By 1970, after a series of domestic incidents, Clapp asked Trump to leave their home and arranged for Fred Sr. to change the locks. When his alcoholism prevented him from continuing to function as a pilot, Trump returned to work for his father's business. He eventually moved into the unfurnished attic of his parents' house and again did maintenance on Trump properties. On September 26, 1981, at the age of 42, he died from a heart attack caused by his alcohol use. (Note: His death certificate states that he died on September 29 of "natural causes".)

===Aftermath===
Donald Trump, who since 1976 has spoken publicly of his own abstinence from alcohol, initially cited the formative influence of their father's teetotalism, but also included experience with his brother, saying:"Every day he lectured me, 'Look at the mess I'm in. If I ever catch you smoking, you'll be sorry, drinking even a glass of booze because you'll like it too much.' ...Freddy did a good job."
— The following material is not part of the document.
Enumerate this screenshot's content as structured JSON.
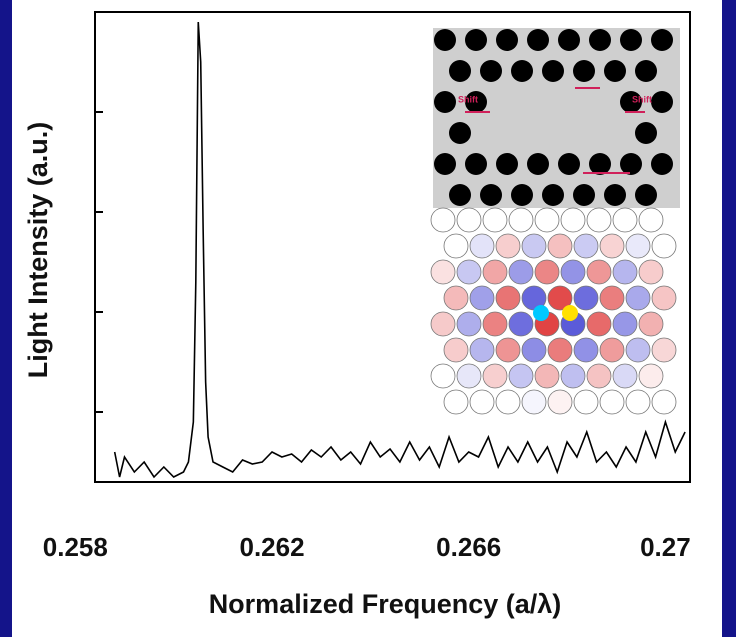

On March 16, 1994, Trump's mother stated in an interview with Irish broadcaster Bibi Baskin that "We lost a son, our oldest son. He was 41. Something a mother never forgets." (Note: He was actually 42 at the time of his death.)

In 2019, Donald Trump said about his brother's death:
"I do regret having put pressure on him [as running the family business] was just something he was never going to want. ... It was just not his thing. ... I think the mistake that we [Donald and Fred Sr.] made was we assumed that everybody would like it [running the business]. That would be the biggest mistake. ...what he loved doing was flying airplanes."

==In popular culture==
- Fred Trump Jr. is played by Charlie Carrick in the 2024 biopic The Apprentice.